Punggung yang rapuh itu memiliki tulang, mereka
menyebutnya tulang punggung.
Pria dilahirkan untuk menjadi pelindung. Mungkin itu
alasannya, mereka diibaratkan menjadi tulang punggung. Keras dan solid.
Keringat adalah harga dirinya.
Harga diri pria adalah bekerja. Kutipan tersebut
memang benar adanya, tapi bukan berarti kita yang pengangguran tidak punya
harga diri. Selama kita, yang pengangguran ini tetap berkarya, meskipun belum
menghasilkan, kita tetap pantas disebut berjuang, dan layak dianggap memiliki
harga diri.
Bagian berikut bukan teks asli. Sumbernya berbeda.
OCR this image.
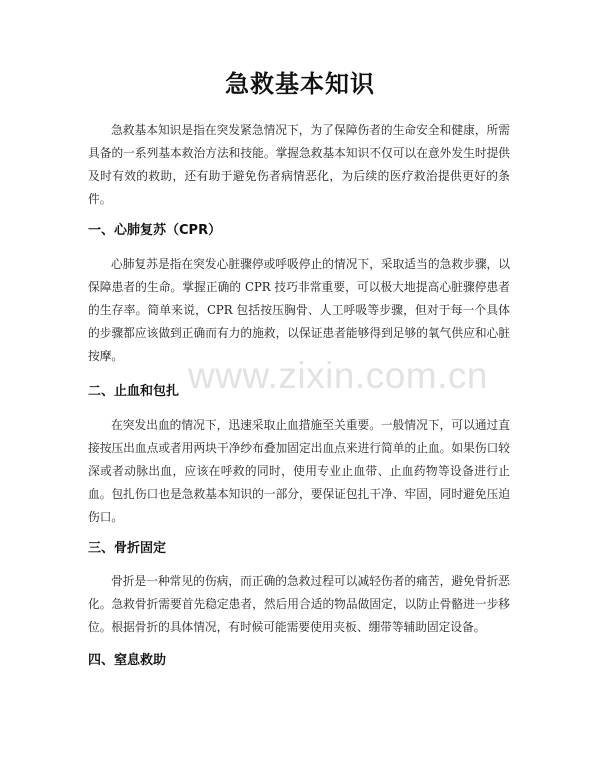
www.zixin.com.cn
急救基本知识

急救基本知识是指在突发紧急情况下，为了保障伤者的生命安全和健康，所需具备的一系列基本救治方法和技能。掌握急救基本知识不仅可以在意外发生时提供及时有效的救助，还有助于避免伤者病情恶化，为后续的医疗救治提供更好的条件。

一、心肺复苏（CPR）

心肺复苏是指在突发心脏骤停或呼吸停止的情况下，采取适当的急救步骤，以保障患者的生命。掌握正确的 CPR 技巧非常重要，可以极大地提高心脏骤停患者的生存率。简单来说，CPR 包括按压胸骨、人工呼吸等步骤，但对于每一个具体的步骤都应该做到正确而有力的施救，以保证患者能够得到足够的氧气供应和心脏按摩。

二、止血和包扎

在突发出血的情况下，迅速采取止血措施至关重要。一般情况下，可以通过直接按压出血点或者用两块干净纱布叠加固定出血点来进行简单的止血。如果伤口较深或者动脉出血，应该在呼救的同时，使用专业止血带、止血药物等设备进行止血。包扎伤口也是急救基本知识的一部分，要保证包扎干净、牢固，同时避免压迫伤口。

三、骨折固定

骨折是一种常见的伤病，而正确的急救过程可以减轻伤者的痛苦，避免骨折恶化。急救骨折需要首先稳定患者，然后用合适的物品做固定，以防止骨骼进一步移位。根据骨折的具体情况，有时候可能需要使用夹板、绷带等辅助固定设备。

四、窒息救助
Selama kita tidak menyusahkan orang lain secara berlebihan atau
bahkan merusak kenyamanan masyarakat.
Tidak setiap pria itu sama kuat, sama perkasa. Meski
tubuh mereka lemah, selama pikirannya tetap fokus dan tubuhnya dipaksa berjuang
sampai batas maksimal, maka dia tetap pria yang hebat.
Sejak kecil, pria terbiasa dengan permainan yang
kasar. Hasrat untuk memimpin, menjadi yang terbaik, bersaing, bahkan berkelahi,
pukul-pukulan. Semua yang terkait fisik adalah mainannya. Dia menangis ketika
sakit, tapi dia bangga dengan sakitnya. Dia bangga dengan luka yang dideritanya
dari perkelahian penuh harga diri, permainan yang adil, juga dalam mencapai
batas dirinya.
Batas diri tersebut selalu berusaha dia hilangkan,
meskipun tubuhnya terancam rusak. Banyak pria yang rusak, merasa dirinya
terlalu kuat. Merasa dirinya dewa yang tidak akan pernah jatuh sakit. Merokok,
minum kopi, tidak makan, bekerja tanpa henti. Pola hidup ini mungkin dari luar
terlihat sebagai pria yang gagah pejuang, tulang punggung yang pria banget.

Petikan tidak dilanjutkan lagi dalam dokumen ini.